Sure, it can be easy to poke some good-natured fun at our neighbors to the north occasionally. Yes, they have some unusual culinary traditions. Their football fields are funny looking. And they’re not always as nice as everyone would have you believe. But when looking at Canada and the US, what we have here are two countries moving in opposite directions. At least in terms of federal gun control policy…
Canada’s ruling Conservatives have indicated that they’ll move to kill their hated long gun registry by this fall while the Obama administration is adding a long gun registry by executive fiat in border states. And it’s a good bet that it will expand from there.
The Canadian registry was estimated to cost only $119 million annually. Actual cost: over $1 billion in 2004-05. The Obama administration hasn’t released cost estimates of the border state registry. But with the booming American economy and the efficiency of US government agencies, cost really shouldn’t be an issue.

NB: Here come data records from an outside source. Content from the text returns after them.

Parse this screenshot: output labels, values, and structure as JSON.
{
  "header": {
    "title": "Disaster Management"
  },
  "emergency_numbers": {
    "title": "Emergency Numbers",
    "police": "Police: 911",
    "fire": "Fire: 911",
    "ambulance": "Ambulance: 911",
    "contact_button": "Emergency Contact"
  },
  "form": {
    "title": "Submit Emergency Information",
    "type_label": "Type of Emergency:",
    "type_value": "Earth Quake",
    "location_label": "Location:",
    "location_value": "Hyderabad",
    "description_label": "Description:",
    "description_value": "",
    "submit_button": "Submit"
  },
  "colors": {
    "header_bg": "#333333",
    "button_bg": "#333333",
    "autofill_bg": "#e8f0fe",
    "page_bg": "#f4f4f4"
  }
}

Canada enacted their registry after Marc Lepine, their version of Seung-Hui Cho, shot up the Ecole Polytechnique using a rifle. America’s registry has been justified by a mythical “iron river” of (ATF-enabled) guns flowing to Mexico.
By now, it’s painfully clear that Fast and Furious was never designed to trace guns back to Mexican drug cartel higher-ups. It was implemented, at least in part, to show guns moving from retail gun dealers to the cartels as a not-so-stealthy justification for expanding gun control and appeasing Obama’s far-left base.
There’s no denying the ongoing advancement of gun rights at the state and local levels in the US. And no one will mistake Canuckistan for a gun rights nirvana any time soon. But it’s certainly good to see them moving toward more freedom and reducing gun regulation. Even incrementally. Now leave me alone while I dig into these Timbits.